Lung cancer - non-small cell; NSCLC
Surgery is performed in the following circumstances:
Unfortunately, lung surgery may be too risky for patients with other lung diseases or serious medical conditions, and because lung cancers tend to occur in smokers over 50, such health problems are likely to be present. Long-term survival rates appear to be better in patients treated at hospitals that perform large numbers of lung cancer surgeries, and when surgeries are performed by thoracic surgeons, who specialize in chest procedures.
The type of surgery a patient needs depends on the amount of lung or other tissue that needs to be removed.
Wedge Resection or Segmentectomy. Wedge resection and segmentectomy remove only a small part of the lung. They preserve almost normal breathing function after the operation.
Lobectomy. Removal of one of the lobes of the lung is called lobectomy. The patient must have enough lung function to undergo this procedure. The patient has a 3 - 5% risk of death after this operation, with older patients having the highest risk.
Pneumonectomy. Pneumonectomy removes the entire lung. The patient has a 5 - 8% risk of death after this procedure. The oldest patients have the greatest risk, and they almost always have a recurrence.
Surgical advances are allowing a wider range of options, including minimal surgeries for early cancers and surgeries that relieve cancer symptoms in the late stages of the disease.
Thoracoscopy. Thoracoscopy, also known as video-assisted thoracic surgery (VATS), is a less-invasive technique that uses a thin tube containing a miniature camera and surgical instruments. It involves much smaller incisions than open surgery and speeds recovery to the point that patients are up within hours. Though the procedure is not appropriate in all cases, it offers significant advantages, especially in older or frail patients. The death and complication rates following VATS are lower than those after conventional surgeries. Pain is reduced, and patients are released from the hospital quicker. Several studies found that the 5-year survival and recurrence rates in patients with stage I non-small cell lung cancer treated with VATS were comparable to those in patients treated with traditional open chest surgeries.

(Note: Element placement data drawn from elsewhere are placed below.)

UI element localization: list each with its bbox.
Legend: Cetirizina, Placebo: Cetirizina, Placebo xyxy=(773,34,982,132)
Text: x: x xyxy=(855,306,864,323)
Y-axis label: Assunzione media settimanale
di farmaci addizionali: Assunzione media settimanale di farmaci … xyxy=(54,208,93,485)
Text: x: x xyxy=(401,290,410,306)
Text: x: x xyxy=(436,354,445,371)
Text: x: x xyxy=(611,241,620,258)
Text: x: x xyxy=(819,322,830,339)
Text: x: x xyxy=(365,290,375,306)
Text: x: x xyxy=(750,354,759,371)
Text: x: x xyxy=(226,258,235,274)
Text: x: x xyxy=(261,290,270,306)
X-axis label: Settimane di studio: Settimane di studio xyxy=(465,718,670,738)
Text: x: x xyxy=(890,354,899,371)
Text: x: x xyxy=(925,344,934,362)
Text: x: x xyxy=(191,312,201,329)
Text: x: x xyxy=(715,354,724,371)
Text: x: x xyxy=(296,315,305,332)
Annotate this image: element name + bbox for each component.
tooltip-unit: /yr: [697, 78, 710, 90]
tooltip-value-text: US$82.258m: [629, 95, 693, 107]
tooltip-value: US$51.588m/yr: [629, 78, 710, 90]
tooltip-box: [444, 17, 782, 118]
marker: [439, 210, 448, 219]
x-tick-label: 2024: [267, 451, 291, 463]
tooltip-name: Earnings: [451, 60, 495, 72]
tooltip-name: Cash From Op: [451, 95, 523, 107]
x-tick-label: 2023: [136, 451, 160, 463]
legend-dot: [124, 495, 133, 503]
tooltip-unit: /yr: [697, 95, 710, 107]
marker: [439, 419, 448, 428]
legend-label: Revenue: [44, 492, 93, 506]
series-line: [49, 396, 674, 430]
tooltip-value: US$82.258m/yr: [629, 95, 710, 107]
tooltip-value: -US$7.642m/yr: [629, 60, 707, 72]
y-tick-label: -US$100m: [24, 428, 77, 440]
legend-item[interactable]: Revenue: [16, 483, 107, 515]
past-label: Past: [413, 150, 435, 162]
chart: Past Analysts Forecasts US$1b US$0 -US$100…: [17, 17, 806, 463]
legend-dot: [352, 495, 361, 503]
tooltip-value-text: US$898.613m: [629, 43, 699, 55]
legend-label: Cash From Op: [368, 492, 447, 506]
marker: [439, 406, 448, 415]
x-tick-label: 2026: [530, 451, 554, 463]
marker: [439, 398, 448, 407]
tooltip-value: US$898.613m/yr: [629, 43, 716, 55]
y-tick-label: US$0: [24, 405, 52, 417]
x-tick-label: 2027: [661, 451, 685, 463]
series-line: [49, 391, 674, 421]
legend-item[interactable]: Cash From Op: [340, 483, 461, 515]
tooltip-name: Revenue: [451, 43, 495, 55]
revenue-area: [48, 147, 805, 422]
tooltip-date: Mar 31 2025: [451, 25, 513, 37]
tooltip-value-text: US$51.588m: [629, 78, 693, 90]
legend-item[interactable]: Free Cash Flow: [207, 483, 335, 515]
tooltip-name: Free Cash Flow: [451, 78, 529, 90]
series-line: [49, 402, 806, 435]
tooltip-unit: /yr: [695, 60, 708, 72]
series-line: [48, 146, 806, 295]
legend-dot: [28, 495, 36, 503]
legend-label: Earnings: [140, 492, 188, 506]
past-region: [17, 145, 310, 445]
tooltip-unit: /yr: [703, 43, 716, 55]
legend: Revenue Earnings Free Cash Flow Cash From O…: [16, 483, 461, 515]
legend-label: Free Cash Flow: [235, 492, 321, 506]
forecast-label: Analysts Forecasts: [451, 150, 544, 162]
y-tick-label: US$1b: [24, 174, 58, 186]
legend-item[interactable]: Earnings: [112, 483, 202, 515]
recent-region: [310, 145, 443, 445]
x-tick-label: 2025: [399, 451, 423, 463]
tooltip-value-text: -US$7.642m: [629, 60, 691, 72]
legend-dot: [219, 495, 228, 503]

Laser Surgery. Laser surgery allows surgeons to remove small amounts of lung tissue, and it is proving useful for improving symptoms in stage II and IIIA patients. Laser surgery may also be beneficial in treating cancers that have spread to, and are obstructing, the throat.
Photodynamic Therapy. Photodynamic therapy uses bronchoscopy and special laser light beams combined with a light-sensitive drug, called porfimer sodium (Photofrin), to kill cancer cells. The most common side effect is sun sensitivity. Bleeding in the lungs is a more serious side effect. Photodynamic therapy may be considered for patients in early-stage disease who are not candidates for other surgical procedures. It may also be used to reduce symptoms in late-stage disease.
Cryosurgery. Cryosurgery uses a probe chilled to below freezing to destroy the tumor cells on contact. It is being investigated in combination with radiation therapy. It may also be an alternative in early stage cancer for patients who cannot have surgery.
Electric Cauterization and Thermal Ablation. Electric cauterization, which uses electricity to produce heat that destroys tissue, is also under investigation as a treatment for early-stage disease.
Radiofrequency Ablation. This non-surgical technique that uses an x-ray guided electrode to deliver heat to tissues may benefit lung cancer patients who are not eligible for surgery, radiation, or chemotherapy. In one study, 70% of patients treated with this method survived for at least one year. Because the technique spares damage to nearby tissues, patients tend to have minimal side effects. More research is needed to confirm the benefit of radiofrequency ablation over other, non-surgical treatment options.